下鴨城(しもがも)
 別称  : なし
 分類  : 平城
 築城者: 渡辺十乗坊ら
 遺構  : なし
 交通  : 京阪鴨東線/叡山電鉄出町柳駅徒歩5分
       または市バス「新葵橋」バス停下車


       <沿革>
           山本正男「京都市内およびその近辺の中世城郭」(『京都大学人文科学研究所調査報告 第53号』)に
          よると、『室町殿日記』と『陰徳太平記』に記述がみられるという。それによると、永禄八年(1565)、渡辺
          十乗坊・磯谷らが「鴨川の頭」に城を築き、六角佐々木義賢に加勢を依頼した。義賢は、家臣永原壱岐守
          ならびに馬淵下野守を派遣して松永久秀と対峙したという。


       <手記>
           下鴨城は、山本「中世城郭」によれば、河合神社の南隣にあったとされています。しかし、「江戸期から
          昭和初期まで竹藪であった」とする記述以外に根拠がなく、疑問も残ります。また、下鴨城という名称も、
          山本氏が仮に付けたものらしく、当時の呼び名は不明です。「鴨川の頭」という表現から、もっと賀茂川と
          高野川の合流地点に近い場所であった可能性も考えられると思われます。
           『日記』と『太平記』の記述が正しければ、下鴨城は渡辺氏らによって築かれ、六角氏の軍勢が入城して
          守ったことになります。
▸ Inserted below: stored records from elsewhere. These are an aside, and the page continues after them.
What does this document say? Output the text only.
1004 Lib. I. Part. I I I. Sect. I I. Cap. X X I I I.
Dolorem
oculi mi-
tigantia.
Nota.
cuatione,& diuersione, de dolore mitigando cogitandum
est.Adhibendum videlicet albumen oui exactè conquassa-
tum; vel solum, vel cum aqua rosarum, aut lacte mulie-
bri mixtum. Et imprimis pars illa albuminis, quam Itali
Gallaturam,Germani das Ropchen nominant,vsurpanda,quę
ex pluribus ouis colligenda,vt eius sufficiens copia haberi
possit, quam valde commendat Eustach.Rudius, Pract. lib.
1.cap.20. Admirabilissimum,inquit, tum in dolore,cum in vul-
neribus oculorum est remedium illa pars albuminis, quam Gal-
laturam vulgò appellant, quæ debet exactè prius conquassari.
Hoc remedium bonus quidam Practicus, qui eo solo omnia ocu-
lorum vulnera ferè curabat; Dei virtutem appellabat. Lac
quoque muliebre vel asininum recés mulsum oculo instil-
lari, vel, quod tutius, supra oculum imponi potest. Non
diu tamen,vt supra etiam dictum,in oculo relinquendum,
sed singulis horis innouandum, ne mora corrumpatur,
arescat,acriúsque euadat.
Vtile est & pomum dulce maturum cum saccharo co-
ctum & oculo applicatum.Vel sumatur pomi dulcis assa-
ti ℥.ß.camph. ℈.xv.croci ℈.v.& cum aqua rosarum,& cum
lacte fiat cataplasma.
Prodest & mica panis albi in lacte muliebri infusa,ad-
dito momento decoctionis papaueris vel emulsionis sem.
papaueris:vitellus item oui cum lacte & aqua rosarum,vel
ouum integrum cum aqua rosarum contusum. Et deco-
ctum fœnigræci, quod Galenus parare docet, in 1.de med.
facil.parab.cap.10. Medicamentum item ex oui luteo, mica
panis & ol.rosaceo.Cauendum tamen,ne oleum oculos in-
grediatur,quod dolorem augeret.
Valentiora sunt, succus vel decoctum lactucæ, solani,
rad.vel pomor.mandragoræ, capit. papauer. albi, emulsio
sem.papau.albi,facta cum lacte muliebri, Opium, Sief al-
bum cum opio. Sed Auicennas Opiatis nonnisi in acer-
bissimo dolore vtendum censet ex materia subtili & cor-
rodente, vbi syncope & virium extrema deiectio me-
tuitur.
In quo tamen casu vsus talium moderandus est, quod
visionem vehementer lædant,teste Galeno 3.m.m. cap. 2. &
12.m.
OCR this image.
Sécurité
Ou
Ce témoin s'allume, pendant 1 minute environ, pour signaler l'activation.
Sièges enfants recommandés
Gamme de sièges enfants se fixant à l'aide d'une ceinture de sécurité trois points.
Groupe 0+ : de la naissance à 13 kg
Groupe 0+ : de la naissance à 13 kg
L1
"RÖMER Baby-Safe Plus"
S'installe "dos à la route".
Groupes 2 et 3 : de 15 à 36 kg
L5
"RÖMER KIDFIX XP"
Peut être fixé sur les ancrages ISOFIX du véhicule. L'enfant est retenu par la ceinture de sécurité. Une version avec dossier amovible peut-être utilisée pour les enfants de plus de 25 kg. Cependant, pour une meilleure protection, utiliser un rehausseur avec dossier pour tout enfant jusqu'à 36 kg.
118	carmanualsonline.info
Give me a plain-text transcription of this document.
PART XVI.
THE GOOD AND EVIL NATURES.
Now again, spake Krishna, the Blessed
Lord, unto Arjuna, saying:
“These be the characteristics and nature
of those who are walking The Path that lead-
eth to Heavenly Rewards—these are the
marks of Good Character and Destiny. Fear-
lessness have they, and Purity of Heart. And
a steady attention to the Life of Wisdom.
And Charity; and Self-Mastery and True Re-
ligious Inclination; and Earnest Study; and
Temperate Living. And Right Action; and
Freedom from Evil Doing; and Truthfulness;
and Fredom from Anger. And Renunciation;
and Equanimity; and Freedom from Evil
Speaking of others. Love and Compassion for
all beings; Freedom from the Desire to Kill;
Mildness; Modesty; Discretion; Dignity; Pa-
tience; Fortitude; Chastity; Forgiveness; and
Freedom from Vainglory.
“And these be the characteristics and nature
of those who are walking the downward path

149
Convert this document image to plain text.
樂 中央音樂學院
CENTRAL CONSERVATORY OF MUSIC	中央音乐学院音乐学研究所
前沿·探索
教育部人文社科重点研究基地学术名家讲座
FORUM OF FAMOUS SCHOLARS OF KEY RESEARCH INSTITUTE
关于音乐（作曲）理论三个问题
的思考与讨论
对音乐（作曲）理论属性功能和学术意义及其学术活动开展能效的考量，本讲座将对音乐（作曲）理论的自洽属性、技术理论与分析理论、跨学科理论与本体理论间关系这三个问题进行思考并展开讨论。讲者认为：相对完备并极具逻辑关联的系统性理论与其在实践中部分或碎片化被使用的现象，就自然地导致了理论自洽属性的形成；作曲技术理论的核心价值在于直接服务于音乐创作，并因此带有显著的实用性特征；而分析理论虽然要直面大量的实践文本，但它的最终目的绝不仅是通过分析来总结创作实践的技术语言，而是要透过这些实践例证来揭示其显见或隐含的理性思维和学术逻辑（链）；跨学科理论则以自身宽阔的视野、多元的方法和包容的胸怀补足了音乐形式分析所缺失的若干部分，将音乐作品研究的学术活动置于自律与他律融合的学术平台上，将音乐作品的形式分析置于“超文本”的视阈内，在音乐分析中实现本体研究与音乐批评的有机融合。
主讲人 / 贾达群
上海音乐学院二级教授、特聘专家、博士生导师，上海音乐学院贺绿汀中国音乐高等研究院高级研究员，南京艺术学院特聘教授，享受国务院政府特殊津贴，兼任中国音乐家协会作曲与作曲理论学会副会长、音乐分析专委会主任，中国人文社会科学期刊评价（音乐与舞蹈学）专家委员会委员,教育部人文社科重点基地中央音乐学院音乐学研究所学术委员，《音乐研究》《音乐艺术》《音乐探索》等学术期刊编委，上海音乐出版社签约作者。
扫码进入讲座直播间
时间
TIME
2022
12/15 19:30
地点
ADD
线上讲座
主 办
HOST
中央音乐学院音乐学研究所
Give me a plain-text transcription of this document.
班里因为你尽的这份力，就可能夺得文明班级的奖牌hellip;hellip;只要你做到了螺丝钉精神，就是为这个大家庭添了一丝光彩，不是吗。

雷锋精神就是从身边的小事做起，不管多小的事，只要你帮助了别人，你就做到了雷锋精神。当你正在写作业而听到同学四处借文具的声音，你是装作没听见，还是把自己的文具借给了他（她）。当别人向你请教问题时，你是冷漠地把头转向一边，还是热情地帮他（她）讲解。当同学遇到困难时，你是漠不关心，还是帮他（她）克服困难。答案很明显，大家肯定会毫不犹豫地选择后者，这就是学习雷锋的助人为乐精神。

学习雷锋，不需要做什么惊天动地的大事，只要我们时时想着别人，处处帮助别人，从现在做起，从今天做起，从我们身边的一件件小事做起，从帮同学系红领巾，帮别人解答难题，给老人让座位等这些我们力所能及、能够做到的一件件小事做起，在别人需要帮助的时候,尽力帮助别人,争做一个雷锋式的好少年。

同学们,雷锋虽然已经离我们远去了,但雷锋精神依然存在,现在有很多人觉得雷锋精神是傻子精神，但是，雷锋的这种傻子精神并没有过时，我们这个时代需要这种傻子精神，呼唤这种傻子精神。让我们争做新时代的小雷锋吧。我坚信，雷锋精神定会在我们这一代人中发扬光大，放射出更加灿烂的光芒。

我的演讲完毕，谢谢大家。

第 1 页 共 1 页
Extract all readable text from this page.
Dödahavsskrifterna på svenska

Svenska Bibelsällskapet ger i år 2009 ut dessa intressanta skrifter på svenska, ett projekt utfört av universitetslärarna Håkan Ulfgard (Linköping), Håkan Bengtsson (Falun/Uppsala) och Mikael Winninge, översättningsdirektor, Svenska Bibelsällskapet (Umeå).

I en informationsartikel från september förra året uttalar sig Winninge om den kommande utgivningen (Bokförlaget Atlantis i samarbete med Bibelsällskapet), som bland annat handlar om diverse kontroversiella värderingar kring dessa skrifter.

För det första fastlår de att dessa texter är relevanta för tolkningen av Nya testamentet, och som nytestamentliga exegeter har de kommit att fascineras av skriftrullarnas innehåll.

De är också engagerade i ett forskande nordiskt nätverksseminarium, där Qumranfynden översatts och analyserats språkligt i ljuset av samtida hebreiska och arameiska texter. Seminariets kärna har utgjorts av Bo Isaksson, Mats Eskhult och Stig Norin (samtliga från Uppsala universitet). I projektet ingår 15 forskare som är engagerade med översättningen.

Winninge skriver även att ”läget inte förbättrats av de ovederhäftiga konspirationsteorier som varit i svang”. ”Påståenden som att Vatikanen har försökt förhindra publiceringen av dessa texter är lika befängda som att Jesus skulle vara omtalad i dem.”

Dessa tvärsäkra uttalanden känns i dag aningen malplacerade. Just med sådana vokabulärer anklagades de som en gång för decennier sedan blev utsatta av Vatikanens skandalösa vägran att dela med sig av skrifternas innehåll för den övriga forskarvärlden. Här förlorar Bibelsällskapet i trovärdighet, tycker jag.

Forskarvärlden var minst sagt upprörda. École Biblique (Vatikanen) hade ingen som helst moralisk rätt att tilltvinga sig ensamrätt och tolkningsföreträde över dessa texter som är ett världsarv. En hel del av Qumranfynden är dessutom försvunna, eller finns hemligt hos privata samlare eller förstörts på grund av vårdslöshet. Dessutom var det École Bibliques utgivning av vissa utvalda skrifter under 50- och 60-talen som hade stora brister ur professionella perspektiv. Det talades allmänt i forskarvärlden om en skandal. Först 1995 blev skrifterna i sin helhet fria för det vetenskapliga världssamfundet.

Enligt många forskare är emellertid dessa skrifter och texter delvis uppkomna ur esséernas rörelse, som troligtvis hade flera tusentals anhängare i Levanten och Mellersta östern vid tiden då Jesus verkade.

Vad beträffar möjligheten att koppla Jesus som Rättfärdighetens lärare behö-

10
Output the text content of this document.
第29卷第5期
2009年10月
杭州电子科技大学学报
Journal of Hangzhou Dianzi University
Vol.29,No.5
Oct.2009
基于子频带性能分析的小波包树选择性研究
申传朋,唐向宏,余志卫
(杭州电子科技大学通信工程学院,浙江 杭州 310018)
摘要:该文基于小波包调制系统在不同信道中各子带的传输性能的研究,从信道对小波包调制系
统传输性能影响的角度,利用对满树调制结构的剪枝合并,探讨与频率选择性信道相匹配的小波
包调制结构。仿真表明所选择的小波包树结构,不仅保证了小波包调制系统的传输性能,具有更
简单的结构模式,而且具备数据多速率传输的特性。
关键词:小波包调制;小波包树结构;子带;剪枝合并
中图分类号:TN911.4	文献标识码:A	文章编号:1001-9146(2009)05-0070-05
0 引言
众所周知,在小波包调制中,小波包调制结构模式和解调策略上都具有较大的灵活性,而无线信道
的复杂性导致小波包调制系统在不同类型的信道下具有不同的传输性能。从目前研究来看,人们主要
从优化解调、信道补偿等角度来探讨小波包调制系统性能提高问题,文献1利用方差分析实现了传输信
永禄八年ということから、おそらく将軍足利義輝暗殺後の混乱のなかで、松永久秀
          や三好三人衆を牽制する目的があったのでしょう。ただし、当時の六角氏の当主は義賢ではなく、その子
          義治でしたから、その点ではまた疑問が残ります。

           
 下鴨城址比定地周辺現況。
比定地東隣を流れる瀬見の小川。